Et toutes ces plantes que tu vois chaque jour, ces arbres que nous abattons, ces petites fleurs que nous apercevons de temps en temps dans le bois et qui ont l’air de se cacher modestement sous les branches protectrices des grands arbres, tout cela demanderait encore des siècles d’études pour être parfaitement connu. On peut dire la même chose des richesses minérales enfouies dans les entrailles de la terre.

Ce n’est qu’en se divisant le travail à l’infini que les savants ont pu parvenir à recueillir les notions que le monde possède aujourd’hui sur les diverses branches des connaissances humaines.
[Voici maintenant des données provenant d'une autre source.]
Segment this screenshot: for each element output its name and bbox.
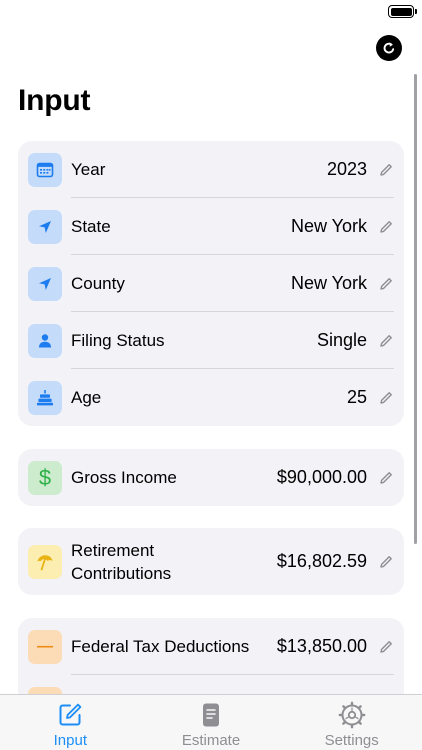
county-label: County xyxy=(71,274,125,293)
state-value: New York xyxy=(290,216,367,236)
document-icon xyxy=(203,703,219,727)
beach-umbrella-icon xyxy=(28,544,62,579)
retirement-contributions-value: $16,802.59 xyxy=(276,551,367,571)
year-row[interactable]: Year 2023 xyxy=(18,141,404,198)
page-title: Input xyxy=(18,84,91,117)
gross-income-row[interactable]: $ Gross Income $90,000.00 xyxy=(18,449,404,506)
pencil-icon[interactable] xyxy=(378,639,394,655)
retirement-group: Retirement Contributions $16,802.59 xyxy=(18,528,404,595)
county-value: New York xyxy=(290,273,367,293)
state-row[interactable]: State New York xyxy=(18,198,404,255)
battery-icon xyxy=(388,5,417,18)
year-label: Year xyxy=(71,160,106,179)
retirement-label-line2: Contributions xyxy=(71,563,172,583)
pencil-icon[interactable] xyxy=(378,219,394,235)
age-value: 25 xyxy=(346,387,367,407)
tab-estimate[interactable]: Estimate xyxy=(141,695,282,750)
filing-status-label: Filing Status xyxy=(71,331,165,350)
location-arrow-icon xyxy=(28,266,62,301)
refresh-button[interactable] xyxy=(376,35,402,61)
compose-icon xyxy=(59,703,82,726)
federal-tax-deductions-row[interactable]: — Federal Tax Deductions $13,850.00 xyxy=(18,618,404,675)
retirement-contributions-row[interactable]: Retirement Contributions $16,802.59 xyxy=(18,528,404,595)
tab-input[interactable]: Input xyxy=(0,695,141,750)
dollar-sign-icon: $ xyxy=(28,460,62,495)
age-row[interactable]: Age 25 xyxy=(18,369,404,426)
federal-tax-deductions-value: $13,850.00 xyxy=(276,636,367,656)
year-value: 2023 xyxy=(326,159,367,179)
pencil-icon[interactable] xyxy=(378,554,394,570)
scroll-indicator[interactable] xyxy=(414,74,417,544)
refresh-icon xyxy=(383,42,395,54)
location-arrow-icon xyxy=(28,209,62,244)
gross-income-label: Gross Income xyxy=(71,468,177,487)
pencil-icon[interactable] xyxy=(378,162,394,178)
retirement-contributions-label: Retirement Contributions xyxy=(71,539,277,585)
status-bar xyxy=(0,0,422,26)
tab-bar: Input Estimate Settings xyxy=(0,694,422,750)
dollar-sign-glyph: $ xyxy=(38,464,52,490)
filing-status-value: Single xyxy=(316,330,367,350)
gross-income-group: $ Gross Income $90,000.00 xyxy=(18,449,404,506)
pencil-icon[interactable] xyxy=(378,333,394,349)
pencil-icon[interactable] xyxy=(378,390,394,406)
federal-tax-deductions-label: Federal Tax Deductions xyxy=(71,637,250,656)
person-icon xyxy=(28,323,62,358)
minus-glyph: — xyxy=(37,637,53,655)
minus-icon: — xyxy=(28,629,62,664)
birthday-cake-icon xyxy=(28,380,62,415)
basic-info-group: Year 2023 State New York County New York… xyxy=(18,141,404,426)
filing-status-row[interactable]: Filing Status Single xyxy=(18,312,404,369)
tab-input-label: Input xyxy=(53,732,88,749)
retirement-label-line1: Retirement xyxy=(71,540,155,560)
tab-estimate-label: Estimate xyxy=(181,732,241,749)
calendar-icon xyxy=(28,152,62,187)
age-label: Age xyxy=(71,388,102,407)
state-label: State xyxy=(71,217,111,236)
tab-settings-label: Settings xyxy=(324,732,379,749)
tab-settings[interactable]: Settings xyxy=(281,695,422,750)
pencil-icon[interactable] xyxy=(378,276,394,292)
county-row[interactable]: County New York xyxy=(18,255,404,312)
gear-icon xyxy=(338,701,366,729)
gross-income-value: $90,000.00 xyxy=(276,467,367,487)
pencil-icon[interactable] xyxy=(378,470,394,486)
— C’est bien surprenant, ce que vous dites là, mon Empereur. Mais ça n’empêche pas pourtant que je voudrais en savoir un peu plus long que j’en sais. Ah ! si mon père n’était pas mort si jeune, j’aurais pu moi aussi aller l’école, et je saurais lire aujourd’hui, peut-être écrire. Au lieu de fumer, comme je fais en me reposant, je lirais, et il me semble que ça me reposerait encore mieux. Ah ! tout ce que je peux dire, mon Empereur, c’est que si le brigadier Pierre Gagnon se marie un jour, et s’il a des enfants, ses enfants apprendront à lire, tonnerre d’un nom ! ou Pierre Gagnon perdra son nom.

— C’est bien, mon Pierre, ces sentiments sont honorables ; je suis bien convaincu qu’avec ton énergie et ton bon jugement, et surtout ton amour du travail, tu seras un jour à l’aise, et que les enfants, si tu en as, pourront participer aux avantages de l’éducation et faire de braves citoyens. ».